Oh, humans. We love to observe, find patterns, make connections, and categorize things to help us make sense of the world.
We do it from the time we are pudgy (or not so pudgy) toddlers just beginning to speak. A toddler will often pass through a stage, where all four legged creatures are called “doggie.” This small human sees all manner of objects around him, and he’s figured out something is the same about animals. They don't look like people, but they make noise and move. He’s got a limited vocabulary and experience, so for now cats and dogs and wolves and lions can all be sorted into one category-dog. Soon he’ll have more words and therefore more categories in his brain to store the names of all those animals.

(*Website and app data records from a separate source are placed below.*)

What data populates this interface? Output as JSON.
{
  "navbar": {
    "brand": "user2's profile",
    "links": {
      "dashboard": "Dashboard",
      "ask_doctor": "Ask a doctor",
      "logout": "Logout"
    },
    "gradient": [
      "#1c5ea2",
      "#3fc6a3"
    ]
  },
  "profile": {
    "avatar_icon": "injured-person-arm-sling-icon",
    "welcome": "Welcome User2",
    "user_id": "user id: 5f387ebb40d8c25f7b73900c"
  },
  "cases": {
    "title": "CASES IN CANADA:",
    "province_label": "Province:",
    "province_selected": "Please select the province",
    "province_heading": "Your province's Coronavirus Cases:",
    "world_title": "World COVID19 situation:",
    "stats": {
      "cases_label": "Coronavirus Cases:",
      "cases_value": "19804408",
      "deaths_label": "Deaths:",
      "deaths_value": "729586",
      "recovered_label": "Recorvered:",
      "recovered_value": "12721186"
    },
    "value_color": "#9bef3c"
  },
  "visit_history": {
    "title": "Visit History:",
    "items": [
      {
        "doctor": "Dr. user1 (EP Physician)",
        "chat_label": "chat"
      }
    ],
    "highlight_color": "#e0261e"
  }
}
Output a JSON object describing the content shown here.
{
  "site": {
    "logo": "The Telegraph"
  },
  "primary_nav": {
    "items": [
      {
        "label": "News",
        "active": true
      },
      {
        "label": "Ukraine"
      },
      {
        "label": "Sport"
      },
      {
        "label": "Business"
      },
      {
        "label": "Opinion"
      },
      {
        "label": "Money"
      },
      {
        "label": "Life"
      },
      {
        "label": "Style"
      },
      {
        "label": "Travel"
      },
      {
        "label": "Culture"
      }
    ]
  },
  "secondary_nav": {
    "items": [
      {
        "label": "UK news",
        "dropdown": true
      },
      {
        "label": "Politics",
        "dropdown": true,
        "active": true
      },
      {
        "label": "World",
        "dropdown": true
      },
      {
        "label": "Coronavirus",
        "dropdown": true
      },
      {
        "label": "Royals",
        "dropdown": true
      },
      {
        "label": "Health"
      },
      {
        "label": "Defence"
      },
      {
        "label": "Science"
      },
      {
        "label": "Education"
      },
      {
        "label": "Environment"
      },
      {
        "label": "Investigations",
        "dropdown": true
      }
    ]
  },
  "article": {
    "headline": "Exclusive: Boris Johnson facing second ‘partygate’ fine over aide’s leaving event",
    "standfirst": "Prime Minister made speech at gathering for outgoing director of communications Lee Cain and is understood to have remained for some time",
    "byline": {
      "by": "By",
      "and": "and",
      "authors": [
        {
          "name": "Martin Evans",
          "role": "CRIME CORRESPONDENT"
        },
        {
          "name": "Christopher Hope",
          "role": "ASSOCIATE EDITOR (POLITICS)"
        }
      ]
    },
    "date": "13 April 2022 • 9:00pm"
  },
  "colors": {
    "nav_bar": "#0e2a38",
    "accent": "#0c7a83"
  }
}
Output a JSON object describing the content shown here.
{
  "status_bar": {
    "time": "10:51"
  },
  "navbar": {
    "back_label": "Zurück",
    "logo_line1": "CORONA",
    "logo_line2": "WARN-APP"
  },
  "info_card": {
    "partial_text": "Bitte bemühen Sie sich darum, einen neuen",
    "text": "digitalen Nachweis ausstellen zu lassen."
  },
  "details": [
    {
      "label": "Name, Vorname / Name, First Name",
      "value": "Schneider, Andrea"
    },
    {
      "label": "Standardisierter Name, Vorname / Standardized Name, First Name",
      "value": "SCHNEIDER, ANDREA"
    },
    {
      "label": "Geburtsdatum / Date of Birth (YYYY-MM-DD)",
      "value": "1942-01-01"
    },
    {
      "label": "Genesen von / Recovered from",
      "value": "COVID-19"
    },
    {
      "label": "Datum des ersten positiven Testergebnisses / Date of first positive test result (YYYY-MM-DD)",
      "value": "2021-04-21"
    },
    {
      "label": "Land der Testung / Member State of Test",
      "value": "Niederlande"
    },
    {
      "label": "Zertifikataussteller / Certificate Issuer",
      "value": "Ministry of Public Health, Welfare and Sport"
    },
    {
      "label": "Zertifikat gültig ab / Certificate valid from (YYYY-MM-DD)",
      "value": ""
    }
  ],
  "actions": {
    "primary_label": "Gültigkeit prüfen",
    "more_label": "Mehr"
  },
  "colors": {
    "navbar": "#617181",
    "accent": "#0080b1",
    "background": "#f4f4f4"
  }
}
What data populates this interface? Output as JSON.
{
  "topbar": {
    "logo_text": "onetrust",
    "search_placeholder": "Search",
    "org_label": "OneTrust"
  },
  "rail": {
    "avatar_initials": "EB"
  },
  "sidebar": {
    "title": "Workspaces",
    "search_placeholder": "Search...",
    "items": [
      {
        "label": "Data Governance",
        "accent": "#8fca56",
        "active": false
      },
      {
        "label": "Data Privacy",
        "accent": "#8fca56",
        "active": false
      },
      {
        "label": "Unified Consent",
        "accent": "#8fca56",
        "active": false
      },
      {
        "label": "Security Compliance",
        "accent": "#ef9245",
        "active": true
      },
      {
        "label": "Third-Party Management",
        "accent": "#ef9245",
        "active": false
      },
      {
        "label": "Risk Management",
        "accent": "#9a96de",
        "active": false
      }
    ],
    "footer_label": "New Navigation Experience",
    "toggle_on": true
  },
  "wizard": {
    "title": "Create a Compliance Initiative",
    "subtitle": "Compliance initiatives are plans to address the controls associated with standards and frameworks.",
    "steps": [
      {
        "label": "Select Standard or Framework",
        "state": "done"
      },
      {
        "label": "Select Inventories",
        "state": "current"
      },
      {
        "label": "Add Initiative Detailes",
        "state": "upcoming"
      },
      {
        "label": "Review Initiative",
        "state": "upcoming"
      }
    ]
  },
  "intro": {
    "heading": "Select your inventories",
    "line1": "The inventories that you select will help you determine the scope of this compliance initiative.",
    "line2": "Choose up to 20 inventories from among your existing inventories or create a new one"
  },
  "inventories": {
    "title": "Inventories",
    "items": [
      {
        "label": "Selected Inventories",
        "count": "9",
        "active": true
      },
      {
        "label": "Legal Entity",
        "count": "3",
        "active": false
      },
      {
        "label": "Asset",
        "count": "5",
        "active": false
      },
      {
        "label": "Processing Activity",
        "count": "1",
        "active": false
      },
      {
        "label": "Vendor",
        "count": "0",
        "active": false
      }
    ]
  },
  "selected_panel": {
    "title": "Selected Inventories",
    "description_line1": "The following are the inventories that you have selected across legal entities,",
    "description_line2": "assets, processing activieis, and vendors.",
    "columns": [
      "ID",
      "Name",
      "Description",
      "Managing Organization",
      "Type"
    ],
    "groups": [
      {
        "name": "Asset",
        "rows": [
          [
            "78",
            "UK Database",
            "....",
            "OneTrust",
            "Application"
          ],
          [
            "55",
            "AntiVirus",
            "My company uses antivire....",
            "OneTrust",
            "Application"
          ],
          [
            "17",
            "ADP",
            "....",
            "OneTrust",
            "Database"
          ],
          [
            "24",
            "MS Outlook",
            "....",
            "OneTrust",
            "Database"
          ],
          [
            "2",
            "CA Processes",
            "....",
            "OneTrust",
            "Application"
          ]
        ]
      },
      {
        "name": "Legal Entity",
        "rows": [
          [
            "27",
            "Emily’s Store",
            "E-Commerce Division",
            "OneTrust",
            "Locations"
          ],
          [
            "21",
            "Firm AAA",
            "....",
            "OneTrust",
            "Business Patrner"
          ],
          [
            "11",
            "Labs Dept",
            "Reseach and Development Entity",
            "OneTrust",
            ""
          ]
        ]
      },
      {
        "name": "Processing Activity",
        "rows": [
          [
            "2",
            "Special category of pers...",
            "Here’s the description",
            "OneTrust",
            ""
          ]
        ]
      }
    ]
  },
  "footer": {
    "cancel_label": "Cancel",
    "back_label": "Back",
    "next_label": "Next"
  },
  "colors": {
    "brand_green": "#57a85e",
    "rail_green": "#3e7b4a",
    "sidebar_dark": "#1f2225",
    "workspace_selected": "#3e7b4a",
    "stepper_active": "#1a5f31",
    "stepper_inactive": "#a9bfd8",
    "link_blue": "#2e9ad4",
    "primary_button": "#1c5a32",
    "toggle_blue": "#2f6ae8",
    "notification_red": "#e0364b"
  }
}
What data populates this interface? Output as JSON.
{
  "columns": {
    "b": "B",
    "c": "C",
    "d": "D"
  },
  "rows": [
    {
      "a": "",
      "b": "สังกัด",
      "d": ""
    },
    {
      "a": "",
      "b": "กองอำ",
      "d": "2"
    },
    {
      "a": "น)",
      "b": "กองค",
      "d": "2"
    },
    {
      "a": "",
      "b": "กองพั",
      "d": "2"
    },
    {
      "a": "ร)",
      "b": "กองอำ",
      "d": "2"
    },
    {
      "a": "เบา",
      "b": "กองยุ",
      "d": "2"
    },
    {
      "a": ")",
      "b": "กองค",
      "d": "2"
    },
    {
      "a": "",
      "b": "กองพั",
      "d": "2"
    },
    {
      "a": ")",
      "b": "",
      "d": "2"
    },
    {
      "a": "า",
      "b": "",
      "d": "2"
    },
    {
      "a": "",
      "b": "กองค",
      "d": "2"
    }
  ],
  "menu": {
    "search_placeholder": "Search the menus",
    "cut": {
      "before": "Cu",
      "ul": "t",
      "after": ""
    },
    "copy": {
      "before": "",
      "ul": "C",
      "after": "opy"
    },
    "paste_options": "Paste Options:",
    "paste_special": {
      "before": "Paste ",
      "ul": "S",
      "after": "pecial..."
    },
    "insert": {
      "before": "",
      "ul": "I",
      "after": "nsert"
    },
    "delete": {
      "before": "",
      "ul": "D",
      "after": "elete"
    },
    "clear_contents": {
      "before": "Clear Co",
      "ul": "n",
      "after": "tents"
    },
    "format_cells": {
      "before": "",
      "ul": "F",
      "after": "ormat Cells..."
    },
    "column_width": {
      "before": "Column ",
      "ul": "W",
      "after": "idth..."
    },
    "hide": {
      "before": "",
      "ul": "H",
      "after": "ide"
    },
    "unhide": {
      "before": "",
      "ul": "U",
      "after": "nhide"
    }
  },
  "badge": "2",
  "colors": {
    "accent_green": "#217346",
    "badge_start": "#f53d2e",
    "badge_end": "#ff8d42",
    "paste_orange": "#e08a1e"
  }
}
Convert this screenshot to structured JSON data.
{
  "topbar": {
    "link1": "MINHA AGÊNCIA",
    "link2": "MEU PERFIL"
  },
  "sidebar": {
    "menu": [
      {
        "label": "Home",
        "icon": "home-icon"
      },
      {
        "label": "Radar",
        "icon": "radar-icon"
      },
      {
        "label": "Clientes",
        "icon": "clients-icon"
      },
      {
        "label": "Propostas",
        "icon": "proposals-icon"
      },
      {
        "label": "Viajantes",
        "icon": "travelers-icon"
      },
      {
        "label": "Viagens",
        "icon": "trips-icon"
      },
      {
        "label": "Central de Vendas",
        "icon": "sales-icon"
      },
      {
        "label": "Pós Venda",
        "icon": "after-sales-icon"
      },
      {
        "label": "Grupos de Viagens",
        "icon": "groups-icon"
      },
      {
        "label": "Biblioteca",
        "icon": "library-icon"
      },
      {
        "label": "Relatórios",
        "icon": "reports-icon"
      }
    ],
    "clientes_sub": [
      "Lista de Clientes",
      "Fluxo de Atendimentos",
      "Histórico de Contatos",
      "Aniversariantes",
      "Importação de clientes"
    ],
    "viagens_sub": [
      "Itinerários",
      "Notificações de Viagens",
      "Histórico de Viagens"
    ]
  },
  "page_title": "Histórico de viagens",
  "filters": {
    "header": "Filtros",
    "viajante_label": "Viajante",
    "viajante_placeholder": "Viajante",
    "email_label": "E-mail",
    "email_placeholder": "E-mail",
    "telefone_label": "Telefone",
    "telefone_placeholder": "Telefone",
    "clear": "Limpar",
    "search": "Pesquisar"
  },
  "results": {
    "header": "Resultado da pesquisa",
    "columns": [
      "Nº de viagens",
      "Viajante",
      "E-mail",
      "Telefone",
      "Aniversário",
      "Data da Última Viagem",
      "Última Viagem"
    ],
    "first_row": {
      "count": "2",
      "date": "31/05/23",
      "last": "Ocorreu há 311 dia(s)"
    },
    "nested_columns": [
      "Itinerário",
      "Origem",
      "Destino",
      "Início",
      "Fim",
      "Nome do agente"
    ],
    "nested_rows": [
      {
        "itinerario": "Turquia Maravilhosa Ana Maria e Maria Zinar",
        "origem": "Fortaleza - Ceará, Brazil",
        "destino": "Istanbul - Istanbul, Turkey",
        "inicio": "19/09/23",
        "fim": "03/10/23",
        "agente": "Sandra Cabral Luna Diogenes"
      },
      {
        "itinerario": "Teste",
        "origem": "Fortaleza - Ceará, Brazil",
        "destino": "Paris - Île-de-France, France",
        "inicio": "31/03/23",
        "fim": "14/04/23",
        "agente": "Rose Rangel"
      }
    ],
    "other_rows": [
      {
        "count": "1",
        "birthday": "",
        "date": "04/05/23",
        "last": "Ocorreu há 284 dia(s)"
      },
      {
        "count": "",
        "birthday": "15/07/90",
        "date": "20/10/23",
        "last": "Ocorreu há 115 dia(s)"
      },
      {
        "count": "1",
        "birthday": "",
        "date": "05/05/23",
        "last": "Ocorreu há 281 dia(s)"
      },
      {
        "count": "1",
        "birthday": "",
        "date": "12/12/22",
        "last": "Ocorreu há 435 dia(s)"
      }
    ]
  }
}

In fancy early childhood lingo, we are talking about schema as described by Piaget's theory of cognitive development.
Names and words are wonderfully useful little boxes for organizing thoughts, feelings, objects, experiences, and...well, everything. When we can name things, we have the power to take abstract concepts, feelings, objects, and images, and contain them in a concrete unit.
This is one of the reasons that when covering the topic of tantrums, most parenting literature will say “name and validate your child’s feeling.” For example, “I see you are angry. You really wanted that toy. You are mad that it is not your turn.”
Now, I am always a bit leery of articles that say, "The one thing you NEED to do to stop tantrums in their tracks!" Because even when it is the 100% right thing to do, there are going to be SO MANY days where you validate feelings until you are blue in the face, and all you have to show for it is a (still) screaming child. Still though, the number one thing I do when a child is upset, or not "listening to my words," is to validate and name those feelings. Often, it really does stop unwanted behavior in its tracks, because is it gives the child that which we all seek-to be heard, to be understood, and to know someone cares.
But, there is another reason as well. One that I think will ultimately help children gain the important skill of emotional regulation. When we identify children's feelings again and again, over time, the child learns that that force in his body that makes him kick and scream and throw things, though you can't see it or touch it, it has a name. It’s called anger.
"Anger." Now our budding human has a little category, a little box, to place this emotion. It is no longer this amorphous, powerful, non-tangible thing that exists nowhere. It has a lovely little space in the brain, where she can store lots of information about it; the things that make her angry; how she respond when we she is angry; what makes her feel better; how long she feels angry for; what happens to the people around her when she is mad. She can talk about it when it is not happening. And the more she knows about anger, the better she can cope with it.
Let's keep the following in mind:
Now the lives of many adults would be way easier if children learned about this anger thing all in one go. But they don't. It takes A LOT of practice. The emotions are strong, the situations are many. Over the course of toddler-hood and the preschool years, they will get angry a million times (not a scientific count), about a million (give or take hundreds of thousands) different things. The reasons for their rage will vary from the big and understandable, like I want to build a tower but my blocks keep falling down, to the infinitesimally small, like I wanted a whole cookies, but then I took a bite and now it's not whole anymore.
And all the while they are learning. They are gathering data. They are filling up that basket.
They are building up their 10,000 hours. They are building up to the expert level of being a human with emotions who lives in a society with behavioral and cultural norms.
And we adults can help them along by labeling, and talking, and reflecting.
"Remember yesterday when you were so frustrated about your block tower? After you cried, you felt better."
"You are so mad you have to take turns with that toy." And then, "You didn't want to take turns, but then you did!"
And perhaps one of the reasons that children's tantrums abate as they get older, is that they now have a slew of experiences of being angry (or sad, or happy). They have been there and done that over and over and over, and they have gained some valuable information. They now know that being upset does not last forever. They have practiced being upset, and becoming happy (or content) again. Furthermore, at the same time, they are learning countless other details about the world.
It's kind of magical how humans grow and develop.